Während Horst Leber (BMV) auf die Bedeutung der Vorgeschichte des NS-Zeit verwies, regte Kurt Greiner (FW) an, den Bogen bis in die Nachkriegszeit zu spannen, und etwa die Geschichte der Flüchtlinge in der Königsberger Siedlung zu erforschen. Tatsächlich sei es wichtig, den politischen Neubeginn und die Veränderungen des Dorfes zu untersuchen, bestätigte Noe. Auch hier aber fehle es bislang an Material.
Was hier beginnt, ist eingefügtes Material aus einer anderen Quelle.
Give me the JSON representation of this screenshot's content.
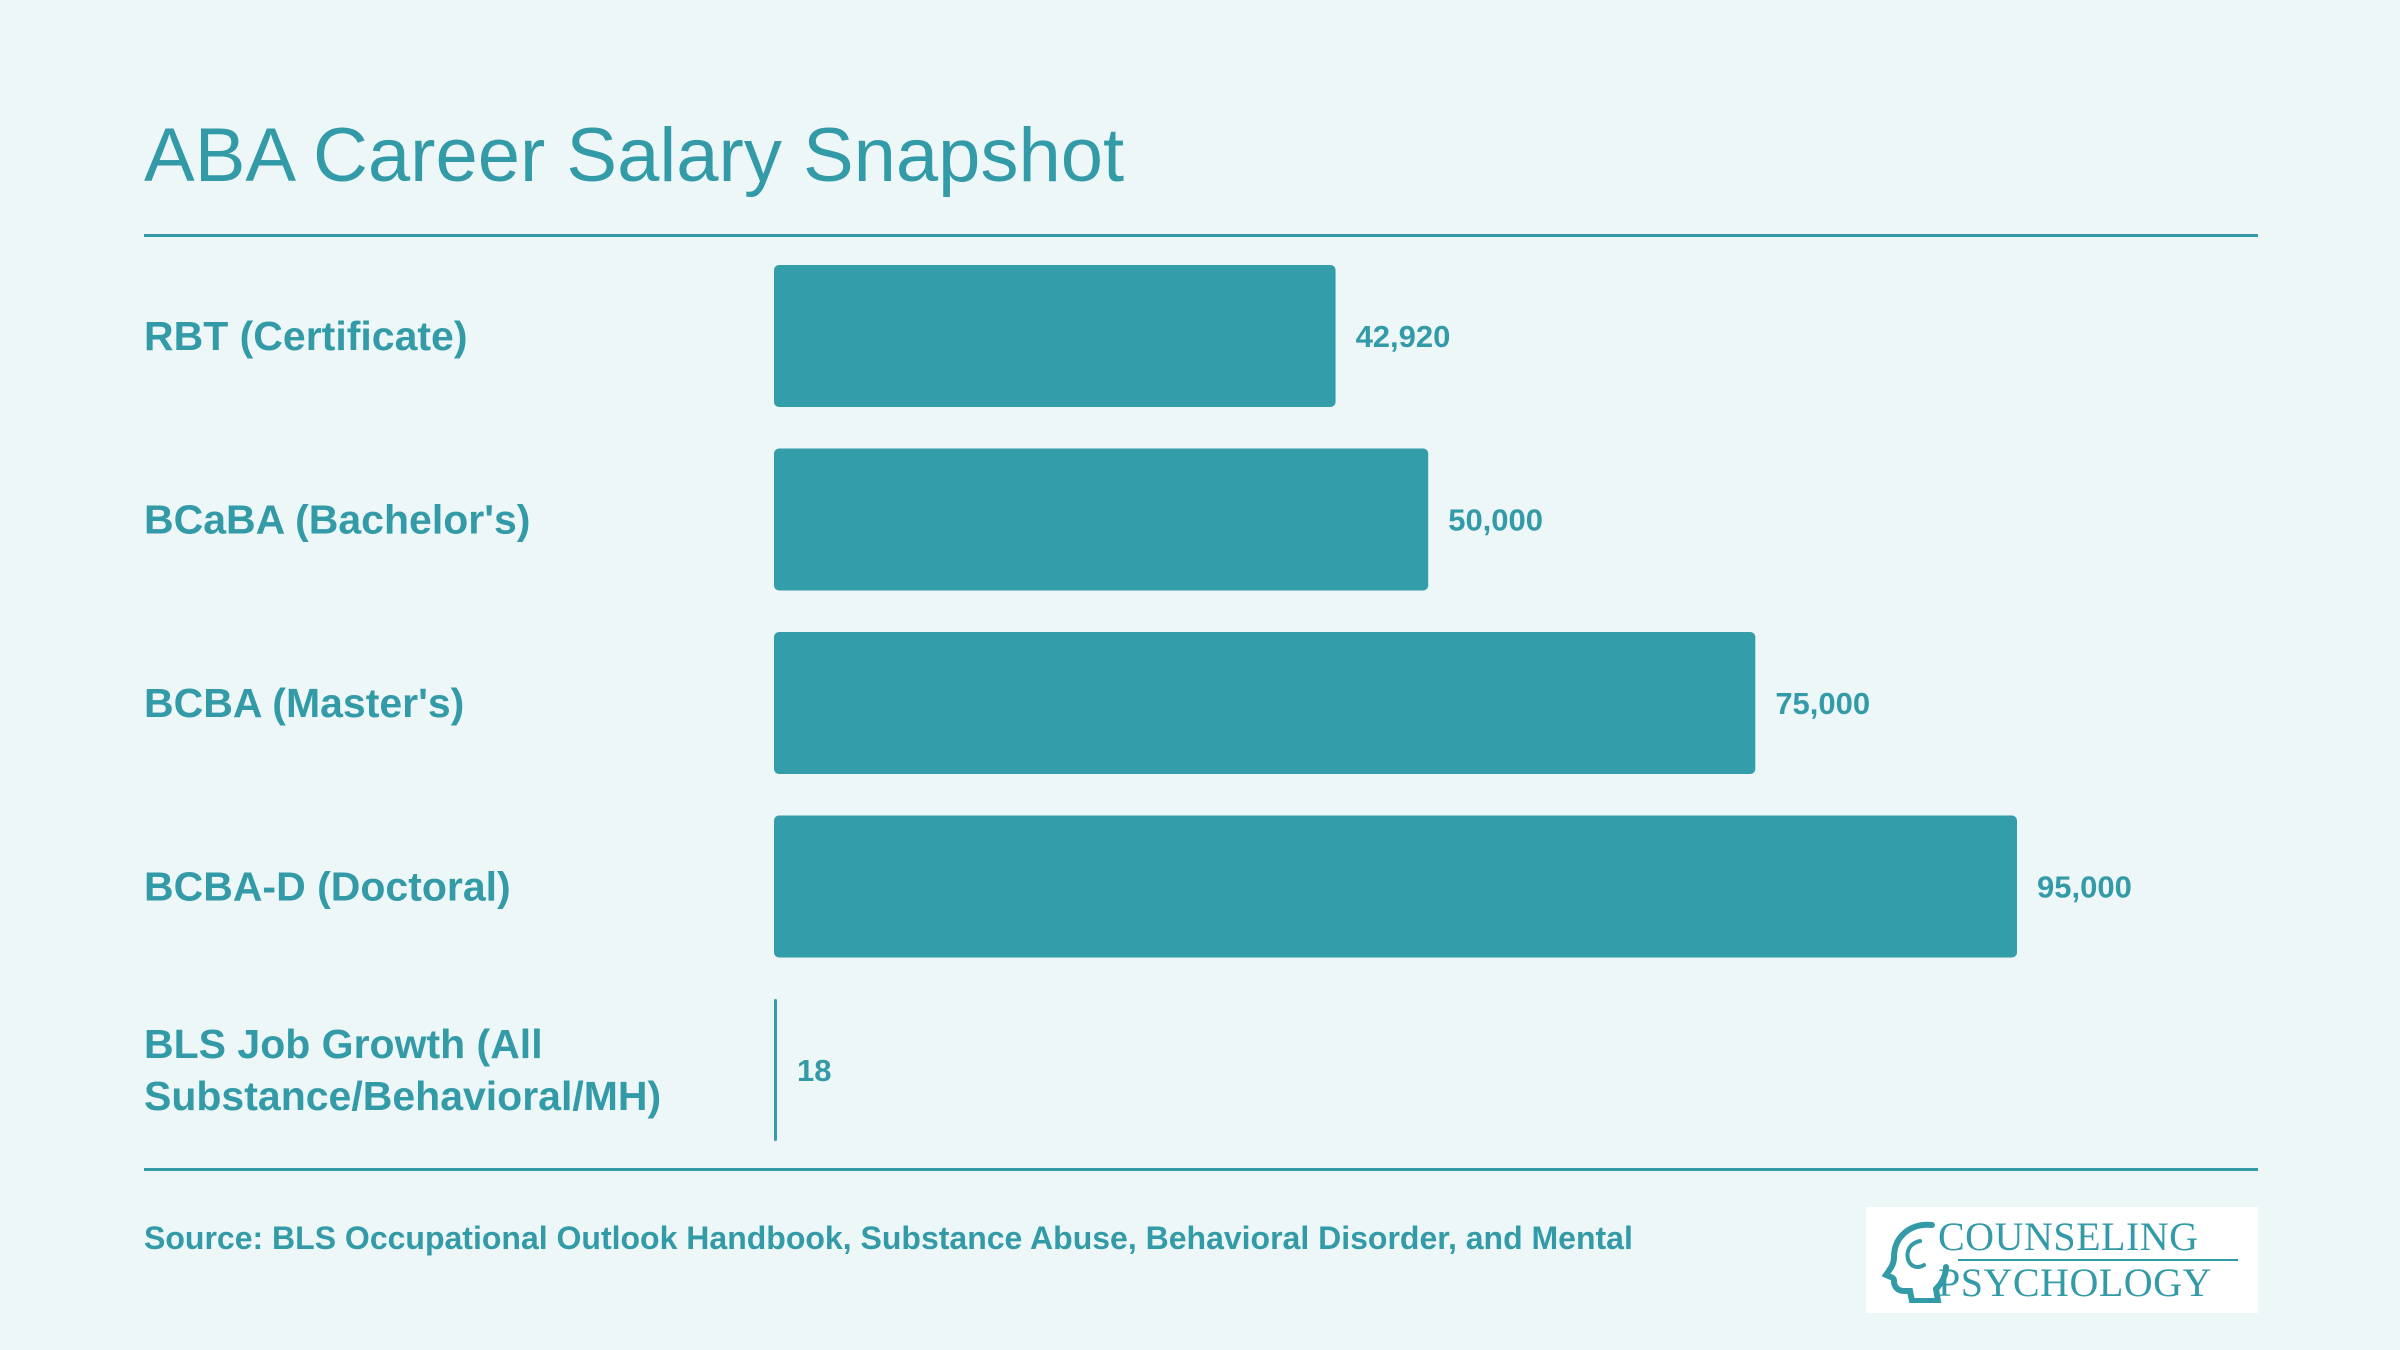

Als Zeitpunkt für die Präsentation der Forschungsergebnisse nannte Noe das Spätjahr 2016: „Das ist ein engagierter Zeitplan, aber machbar.“ Für die Drucklegung einer etwa 100-seitigen Broschüre müsste die Gemeinde mit etwa 15 000 Euro rechnen, lieferte Noe auf Nachfrage von Bürgermeister Multner eine grobe Größenordnung. Für seine eigene Arbeit werde er eine sehr überschaubare Aufwandsentschädigung in Rechnung stellen.